B'lindy watched Nancy disappear toward the orchard with mingled amazement and disapproval. "There never was a letter I got I'd set by my work for! That's a young one for you!"

Out in her Bird's-nest Nancy held up the two envelopes. "I'll save you 'til last, Daddy," she whispered, kissing the handwriting she loved.

Claire's letter was short and yet so like her that Nancy could have believed her friend was there with her—talking to her.

"I'm perfectly miserable, and I can't let mother guess—she tries to make everything so jolly for me. But I'm just plain homesick for college and you girls. The summer isn't a bit what I'd planned. Barry went away before I got home. Mother thought he'd come back but he didn't, and the maddening thing is she won't tell me where he is. She said Barry was 'getting settled.' Isn't that absurd? I suppose he's gone off to the Canadian Rockies or maybe to Japan. But I don't see why mother has to make a secret of it! The war's changed all the men I know—none of them seem as nice. They're so restless and act so old. But then, I'm restless, too, and feel as old as the hills. For heaven's sake, Nancy, hurry up and do your duty by Anne's relatives and come here to me—I need you!"

"Funny Claire," laughed Nancy, talking aloud in the way she had learned at Happy House. "She's always trying to make herself think she's miserable. But Barry is a pill! Now, Daddy mine!"
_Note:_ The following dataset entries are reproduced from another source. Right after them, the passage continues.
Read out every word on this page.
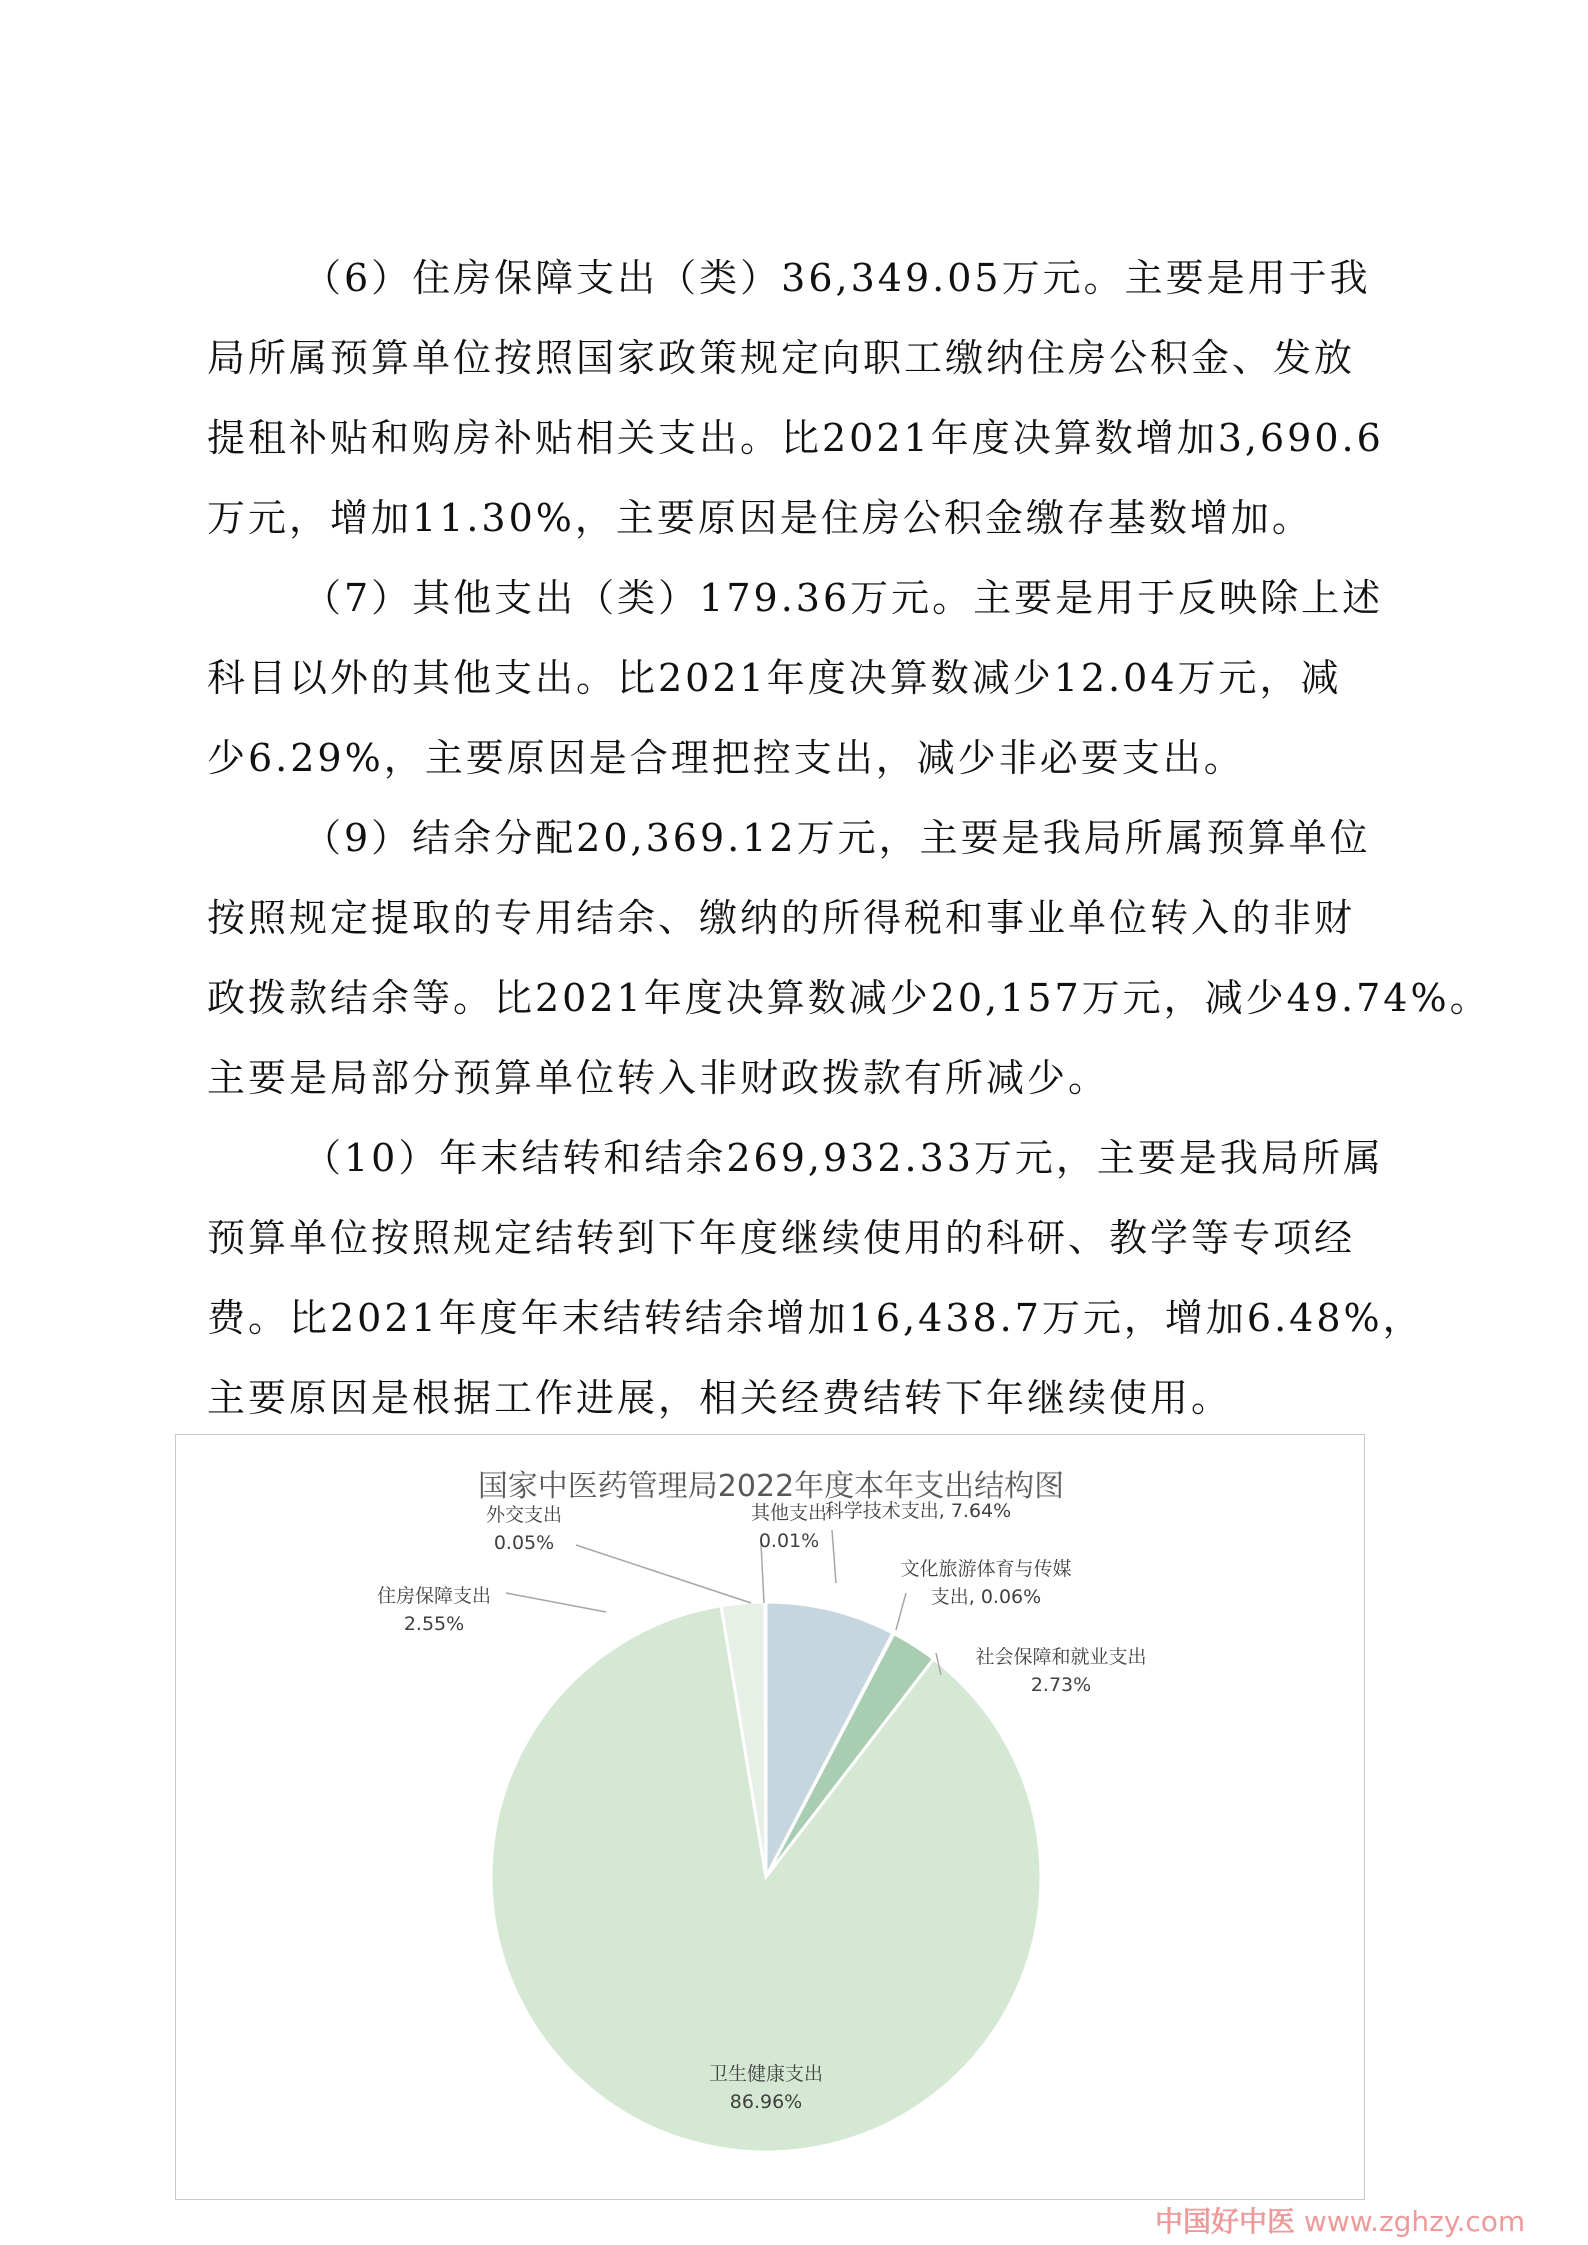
（6）住房保障支出（类）36,349.05万元。主要是用于我
局所属预算单位按照国家政策规定向职工缴纳住房公积金、发放
提租补贴和购房补贴相关支出。比2021年度决算数增加3,690.6
万元，增加11.30%，主要原因是住房公积金缴存基数增加。

（7）其他支出（类）179.36万元。主要是用于反映除上述
科目以外的其他支出。比2021年度决算数减少12.04万元，减
少6.29%，主要原因是合理把控支出，减少非必要支出。

（9）结余分配20,369.12万元，主要是我局所属预算单位
按照规定提取的专用结余、缴纳的所得税和事业单位转入的非财
政拨款结余等。比2021年度决算数减少20,157万元，减少49.74%。
主要是局部分预算单位转入非财政拨款有所减少。

（10）年末结转和结余269,932.33万元，主要是我局所属
预算单位按照规定结转到下年度继续使用的科研、教学等专项经
费。比2021年度年末结转结余增加16,438.7万元，增加6.48%，
主要原因是根据工作进展，相关经费结转下年继续使用。

国家中医药管理局2022年度本年支出结构图
科学技术支出, 7.64%
文化旅游体育与传媒
支出, 0.06%
社会保障和就业支出
2.73%
卫生健康支出
86.96%
住房保障支出
2.55%
外交支出
0.05%
其他支出
0.01%
中国好中医 www.zghzy.com
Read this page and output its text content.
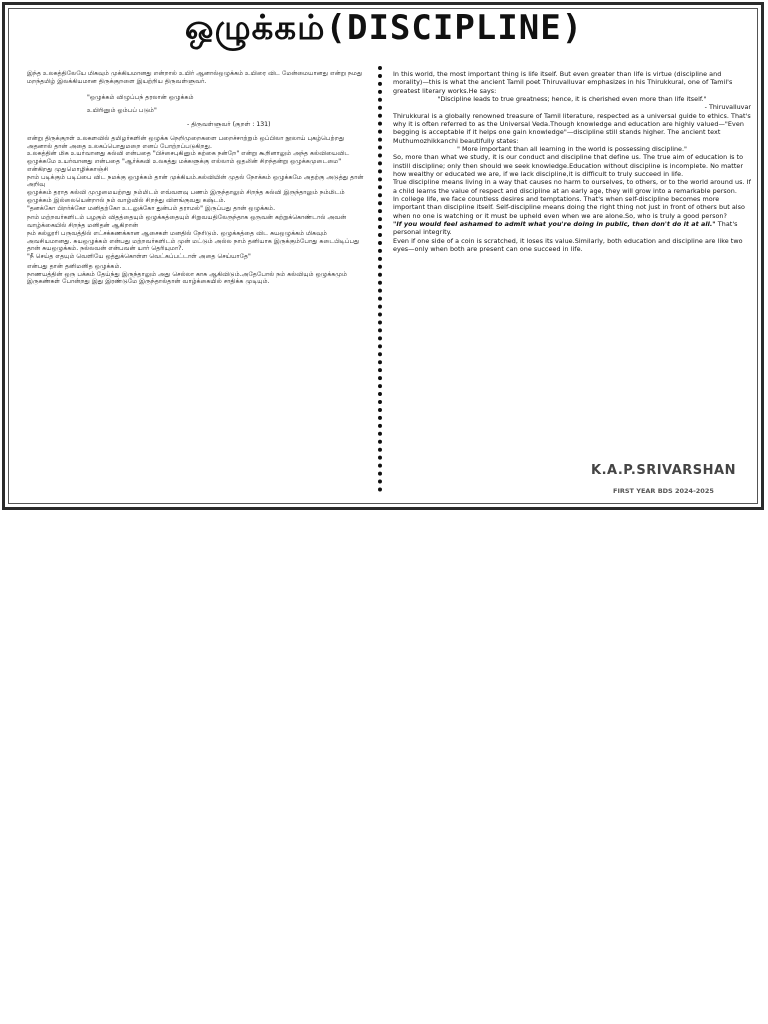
ஒழுக்கம்(DISCIPLINE)

இந்த உலகத்திலேயே மிகவும் முக்கியமானது என்றால் உயிர் ஆனால்ஒழுக்கம் உயிரை விட மேன்மையானது என்று நமது மறந்தமிழ் இலக்கியமான திருக்குறளை இயற்றிய திருவள்ளுவர்.

"ஒழுக்கம் விழுப்பந் தரலான் ஒழுக்கம்
உயிரினும் ஓம்பப் படும்"
- திருவள்ளுவர் (குறள் : 131)

என்று திருக்குறள் உலகளவில் தமிழர்களின் ஒழுக்க நெறிமுறைகளை பறைச்சாற்றும் ஒப்பிலா நூலாய் புகழ்பெற்றது அதனால் தான் அதை உலகப்பொதுமறை எனப் போற்றப்படுகிறது.

உலகத்தின் மிக உயர்வானது கல்வி என்பதை "பிச்சைபுகினும் கற்கை நன்றே" என்று கூறினாலும் அந்த கல்வியைவிட ஒழுக்கமே உயர்வானது என்பதை "ஆர்க்கவி உலகத்து மக்களுக்கு எல்லாம் ஒதலின் சிறந்தன்று ஒழுக்கமுடைமை" என்கிறது முதுமொழிக்காஞ்சி

நாம் படிக்கும் படிப்பை விட நமக்கு ஒழுக்கம் தான் முக்கியம்.கல்வியின் முதல் நோக்கம் ஒழுக்கமே அதற்கு அடுத்து தான் அறிவு

ஒழுக்கம் தராத கல்வி முழுமையற்றது நம்மிடம் எவ்வளவு பணம் இருந்தாலும் சிறந்த கல்வி இருந்தாலும் நம்மிடம் ஒழுக்கம் இல்லையென்றால் நம் வாழ்வில் சிறந்து விளங்குவது கஷ்டம்.

"தனக்கோ பிறர்க்கோ மனிதற்கோ உடலுக்கோ துன்பம் தராமல்" இருப்பது தான் ஒழுக்கம்.

நாம் மற்றவர்களிடம் பழகும் விதத்தையும் ஒழுக்கத்தையும் சிறுவயதிலேருந்தாக ஒருவன் கற்றுக்கொண்டால் அவன் வாழ்க்கையில் சிறந்த மனிதன் ஆகிறான்

நம் கல்லூரி பருவத்தில் எட்சக்கணக்கான ஆசைகள் மனதில் நேரிடும். ஒழுக்கத்தை விட சுயஒழுக்கம் மிகவும் அவசியமானது. சுயஒழுக்கம் என்பது மற்றவர்களிடம் முன் மட்டும் அல்ல நாம் தனியாக இருக்கும்போது கடைபிடிப்பது தான் சுயஒழுக்கம். நல்லவன் என்பவன் யார் தெரியுமா?.

"நீ செய்த எதயும் வெளியே ஒத்துக்கொள்ள வெட்கப்பட்டாள் அதை செய்யாதே"

என்பது தான் தனிமனித ஒழுக்கம்.

நாணயத்தின் ஒரு பக்கம் தேய்ந்து இருந்தாலும் அது செல்லா காசு ஆகிவிடும்.அதேபோல் நம் கல்வியும் ஒழுக்கமும் இருகண்கள் போன்றது இது இரண்டுமே இருந்தால்தான் வாழ்க்கையில் சாதிக்க முடியும்.

In this world, the most important thing is life itself. But even greater than life is virtue (discipline and morality)—this is what the ancient Tamil poet Thiruvalluvar emphasizes in his Thirukkural, one of Tamil's greatest literary works.He says:

"Discipline leads to true greatness; hence, it is cherished even more than life itself."

- Thiruvalluvar

Thirukkural is a globally renowned treasure of Tamil literature, respected as a universal guide to ethics. That's why it is often referred to as the Universal Veda.Though knowledge and education are highly valued—"Even begging is acceptable if it helps one gain knowledge"—discipline still stands higher. The ancient text Muthumozhikkanchi beautifully states:

" More important than all learning in the world is possessing discipline."

So, more than what we study, it is our conduct and discipline that define us. The true aim of education is to instill discipline; only then should we seek knowledge.Education without discipline is incomplete. No matter how wealthy or educated we are, if we lack discipline,it is difficult to truly succeed in life.

True discipline means living in a way that causes no harm to ourselves, to others, or to the world around us. If a child learns the value of respect and discipline at an early age, they will grow into a remarkable person.

In college life, we face countless desires and temptations. That's when self-discipline becomes more important than discipline itself. Self-discipline means doing the right thing not just in front of others but also when no one is watching or it must be upheld even when we are alone.So, who is truly a good person?

"If you would feel ashamed to admit what you're doing in public, then don't do it at all." That's personal integrity.

Even if one side of a coin is scratched, it loses its value.Similarly, both education and discipline are like two eyes—only when both are present can one succeed in life.

K.A.P.SRIVARSHAN
FIRST YEAR BDS 2024-2025
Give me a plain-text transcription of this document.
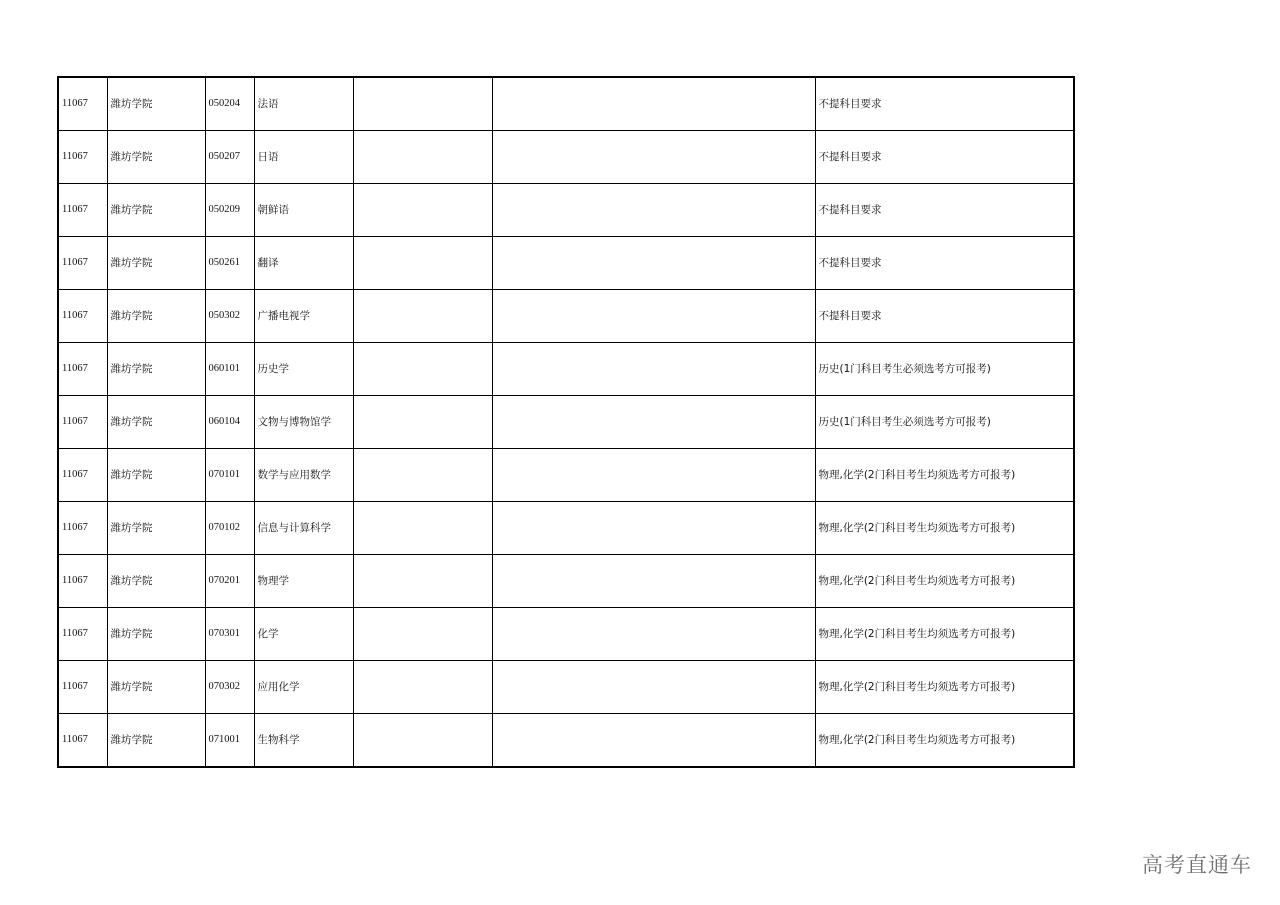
11067	潍坊学院	050204	法语			不提科目要求
11067	潍坊学院	050207	日语			不提科目要求
11067	潍坊学院	050209	朝鲜语			不提科目要求
11067	潍坊学院	050261	翻译			不提科目要求
11067	潍坊学院	050302	广播电视学			不提科目要求
11067	潍坊学院	060101	历史学			历史(1门科目考生必须选考方可报考)
11067	潍坊学院	060104	文物与博物馆学			历史(1门科目考生必须选考方可报考)
11067	潍坊学院	070101	数学与应用数学			物理,化学(2门科目考生均须选考方可报考)
11067	潍坊学院	070102	信息与计算科学			物理,化学(2门科目考生均须选考方可报考)
11067	潍坊学院	070201	物理学			物理,化学(2门科目考生均须选考方可报考)
11067	潍坊学院	070301	化学			物理,化学(2门科目考生均须选考方可报考)
11067	潍坊学院	070302	应用化学			物理,化学(2门科目考生均须选考方可报考)
11067	潍坊学院	071001	生物科学			物理,化学(2门科目考生均须选考方可报考)
高考直通车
Because she must make her moment of joy last as long as possible, she spread out each page; she peeped into the envelope to be certain that she had them all; she touched ever so lightly the penned lines; she even sniffed joyously at the paper in a vain hope of detecting the familiar odor of Havana tobacco.

The letter had been three weeks on its way. And it was in answer to one Nancy had written to him from college, soon after Anne's plans to go to. Russia had been completed.

"* * * * That is fine in Anne, but it seems to me, that in the enthusiasm of her youth she's overlooking opportunities for service closer at hand. These problems over here are so tremendous—they, need a tried mind and the wisdom of years. You know, my dear, if you want to do things to make this world better you can generally find them waiting for you in your very own corner! Wherever you look you will see the destruction of prejudice, ignorance, selfishness and pride—you don't have to go to Russia to find it!

"In a few weeks my baby will be graduated. I cannot picture you grown up. Perhaps you will never seem so to your Dad. I feel as though these months that I have spent over here away from you must have made many changes in my girl—they have cheated me of a great deal of joy in your development. But I hope that the dignities you have acquired have not changed the dear, kind, joyous heart of you!

"You tell me you have decided upon a 'career,' but you will not tell me what—little torment! Is it something in which I can help? If it is useful and honorable, my child, it will bring you happiness, whatever it is. I hope it is a hard one, too, the more you have to work the more satisfaction you will enjoy.